Daraus ergeben sich die Herausforderungen, die zügig abgearbeitet werden
müssen:

– Die Bundesregierung muss sich stärker für eine LNG-Struktur in den
Häfen der Nord- und Ostsee einsetzen und die dafür notwendigen
politischen Beschlüsse fassen. Es muss mehr Planungssicherheit her.

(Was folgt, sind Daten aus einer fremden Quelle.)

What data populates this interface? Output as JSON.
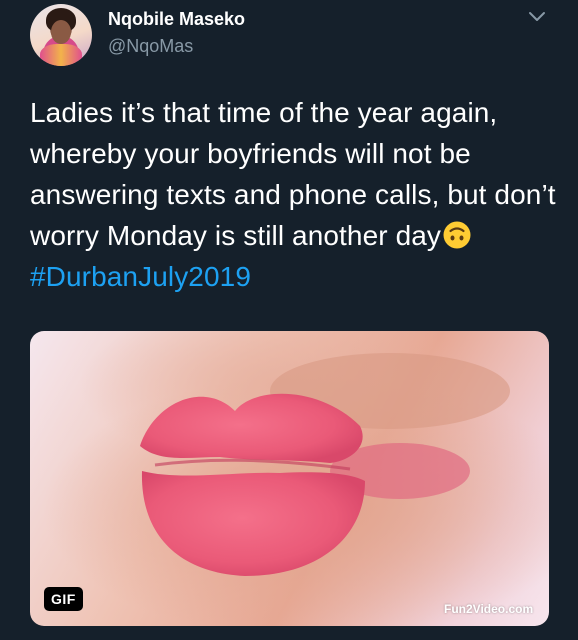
{
  "author": {
    "display_name": "Nqobile Maseko",
    "handle": "@NqoMas"
  },
  "icons": {
    "more": "chevron-down-icon",
    "emoji": "upside-down-face-emoji-icon"
  },
  "tweet": {
    "text_before_emoji": "Ladies it’s that time of the year again, whereby your boyfriends will not be answering texts and phone calls, but don’t worry Monday is still another day",
    "hashtag": "#DurbanJuly2019"
  },
  "media": {
    "badge": "GIF",
    "watermark": "Fun2Video.com"
  },
  "colors": {
    "background": "#15202b",
    "hashtag": "#1da1f2",
    "secondary_text": "#8899a6"
  }
}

– Das über 10 Jahre währende „Herumgeeiere“ um die Umsetzung der
Vorgaben für saubere Treibstoffe in der Schifffahrt in Nord- und Ostsee
und deren Häfen darf nicht immer befeuert werden. Das verhindert schon
seit Jahren die Entwicklung und Investition in neue Techniken und
Treibstoffe bei Schiffsantrieben.

– Es müssen zügig verbindliche Vorgaben für Genehmigungen und
Sicherheitsstandards für Errichtung und Betrieb der LNG Anlagen
erarbeitet und umgesetzt werden.

– Der Bahnanschluss erinnert eher an die Kaiserzeit. Wir haben auf unserem
Grünen Landesparteitag am 09./10. Mai in Lübeck den einstimmigen
Beschluss gefasst, dass für eine zügige Umsetzung einer besseren
Anbindung von Brunsbüttel auch eine Infrastrukturgesellschaft für die
Herrichtung und den Betrieb der Bahnstrecke nach Brunsbüttel unter
Beteiligung des Landes geprüft werden muss. Es darf nicht sein, dass hier
Entwicklungschancen für den Standort auf der Strecke bleiben.

Wir müssen diese Punkte auf der kommenden Sitzung des Wirtschaftsausschusses dringend weiter beraten.